Uveal melanoma: new findings on therapeutic targets

A cancer of the eye that affects almost 600 adults per year, uveal melanoma develops on the walls of the eye. Like the skin, our eyes contain melanocytes, cells that are responsible for producing melanin, a pigment that protects us from the sun’s rays. Uveal melanoma leads to metastases in the liver in 20 to 30% of cases. The outlook in this case is unfavorable, with a 52% survival rate at one year. The currently available, such as chemotherapy and immunotherapy, have far not been proven effective enough. Recently, Tebentafusp - a molecule able to redirect the patient’s CD3+ T-cells against an antigen of the tumor cells - produced promising results in phase-III clinical trials.

Within this context, research on new therapeutic targets that are effective against uveal melanoma is needed. The fight against uveal melanoma is part of the SIRIC program at Institut Curie.
In a recently published study, researchers from Institut Curie and Inserm evidence new therapeutic targets that are shared between patients, and specific to the tumor. These targets are abnormal cellular peptides developed by the tumor, and recognized by the T-cells, cells which can then destroy tumor cells. These results were published in the journal Cancer Discovery on April 2, 2021.

A new therapeutic target, neoepitopes due to mutations of the SF3B1 splicing factor
 

20 to 25% of uveal melanomas carry a genetic anomaly: a mutation of the splicing factor[1], SF3B1. This mutation leads to splicing anomalies that generate new messenger RNA sequences which themselves produce new peptides (protein components).

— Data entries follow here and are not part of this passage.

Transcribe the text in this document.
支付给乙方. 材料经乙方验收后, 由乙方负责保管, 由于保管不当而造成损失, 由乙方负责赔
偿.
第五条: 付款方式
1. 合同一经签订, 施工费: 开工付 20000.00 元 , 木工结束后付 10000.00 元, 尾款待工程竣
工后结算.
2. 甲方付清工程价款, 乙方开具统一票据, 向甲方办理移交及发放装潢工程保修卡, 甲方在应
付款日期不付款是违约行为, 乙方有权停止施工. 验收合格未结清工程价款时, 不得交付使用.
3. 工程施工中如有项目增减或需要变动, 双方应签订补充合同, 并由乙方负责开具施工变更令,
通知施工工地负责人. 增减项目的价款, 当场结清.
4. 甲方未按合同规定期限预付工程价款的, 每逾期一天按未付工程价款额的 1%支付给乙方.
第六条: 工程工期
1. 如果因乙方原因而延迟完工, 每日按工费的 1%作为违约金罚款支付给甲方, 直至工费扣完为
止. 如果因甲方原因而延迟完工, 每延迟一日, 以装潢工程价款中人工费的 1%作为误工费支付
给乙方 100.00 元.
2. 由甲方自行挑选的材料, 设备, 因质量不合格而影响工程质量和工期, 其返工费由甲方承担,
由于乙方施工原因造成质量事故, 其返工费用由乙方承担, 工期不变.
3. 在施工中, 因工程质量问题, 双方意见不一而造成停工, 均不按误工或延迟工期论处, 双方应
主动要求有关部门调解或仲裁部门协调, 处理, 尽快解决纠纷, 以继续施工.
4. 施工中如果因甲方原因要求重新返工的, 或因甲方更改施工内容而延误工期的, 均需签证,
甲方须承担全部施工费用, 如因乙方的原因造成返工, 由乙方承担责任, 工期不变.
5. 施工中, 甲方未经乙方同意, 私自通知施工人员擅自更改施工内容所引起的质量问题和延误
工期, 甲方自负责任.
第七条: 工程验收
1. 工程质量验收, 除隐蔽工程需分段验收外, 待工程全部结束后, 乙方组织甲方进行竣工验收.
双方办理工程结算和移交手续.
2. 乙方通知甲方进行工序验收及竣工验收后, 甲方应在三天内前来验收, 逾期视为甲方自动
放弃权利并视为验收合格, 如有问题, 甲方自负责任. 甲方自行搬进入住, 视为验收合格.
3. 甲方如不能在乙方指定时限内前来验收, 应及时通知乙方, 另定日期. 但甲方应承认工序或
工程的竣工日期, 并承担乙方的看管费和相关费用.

"The purpose of our study was to determine whether patients who have the SF3B1 mutation develop an immune response directed against these peptides", explains Olivier Lantz, head of the clinical immunology laboratory at the Institut Curie hospital and joint-last author of the study. This is in fact the case, since neoepitopes are expressed only by the tumor’s cells and cause the destruction of these cells by the CD8 T-cells, also known as killer cells.

This discovery means that it will be possible, in time, to redirect the immune system against these specific neoepitopes

Explains Marc-Henri Stern, head of the DRUM team (DNA Repair and Uveal Melanoma) at Institut Curie. Researchers hope to soon be able to develop a vaccine that will inject a treatment to target these neoepitopes, which are both shared between patients, and specific to the tumor.

[1] Splicing is a process by which RNA transcribed from genome DNA undergo stages of cutting/connecting that lead to the elimination of certain areas in the final RNA.